Les oreilles, l’esprit, l’âme rassasiés, il est temps de s’alimenter, puis de flâner, rencontrer, échanger, il est bientôt 16 h, en route pour la salle des fêtes, ça en sera une, et une belle ! Nous attend le dessert, en forme de plan de résistance … à la bêtise.

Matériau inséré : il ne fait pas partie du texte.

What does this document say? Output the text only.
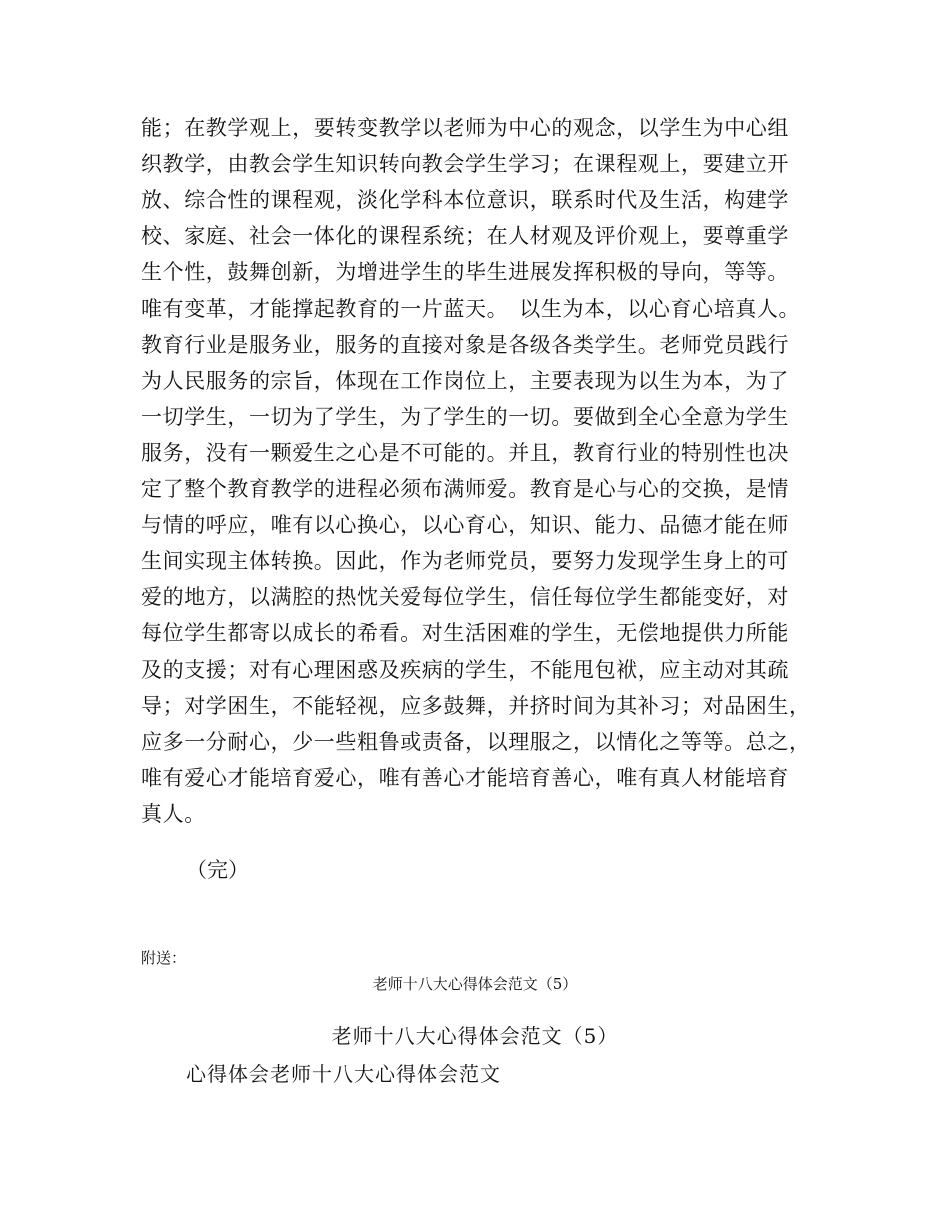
能；在教学观上，要转变教学以老师为中心的观念，以学生为中心组
织教学，由教会学生知识转向教会学生学习；在课程观上，要建立开
放、综合性的课程观，淡化学科本位意识，联系时代及生活，构建学
校、家庭、社会一体化的课程系统；在人材观及评价观上，要尊重学
生个性，鼓舞创新，为增进学生的毕生进展发挥积极的导向，等等。
唯有变革，才能撑起教育的一片蓝天。　以生为本，以心育心培真人。
教育行业是服务业，服务的直接对象是各级各类学生。老师党员践行
为人民服务的宗旨，体现在工作岗位上，主要表现为以生为本，为了
一切学生，一切为了学生，为了学生的一切。要做到全心全意为学生
服务，没有一颗爱生之心是不可能的。并且，教育行业的特别性也决
定了整个教育教学的进程必须布满师爱。教育是心与心的交换，是情
与情的呼应，唯有以心换心，以心育心，知识、能力、品德才能在师
生间实现主体转换。因此，作为老师党员，要努力发现学生身上的可
爱的地方，以满腔的热忱关爱每位学生，信任每位学生都能变好，对
每位学生都寄以成长的希看。对生活困难的学生，无偿地提供力所能
及的支援；对有心理困惑及疾病的学生，不能甩包袱，应主动对其疏
导；对学困生，不能轻视，应多鼓舞，并挤时间为其补习；对品困生，
应多一分耐心，少一些粗鲁或责备，以理服之，以情化之等等。总之，
唯有爱心才能培育爱心，唯有善心才能培育善心，唯有真人材能培育
真人。
（完）
附送：
老师十八大心得体会范文（5）
老师十八大心得体会范文（5）
心得体会老师十八大心得体会范文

      Alain Blesing et sa Fender strato-magique se posent. Un petit air pas piqué des vers navigue d’une oreille à l’autre. Espèce de folk country, en direct ligne des étoiles, une pédale ‘fuzz’ amplifie la notion d’espace sidéral. Sidérant ! On pense à Bill Frisell, pas longtemps. On attaque sérieusement l’instrument, par tous les bouts. On se rapprocherait plus d’un Fred Frith maintenant. Il n’écoute pas les conseils de Boby Lapointe et tripote sa gratte de tous ses doigts, il est vrai que c’est loin d’être une guitare ‘sommaire’.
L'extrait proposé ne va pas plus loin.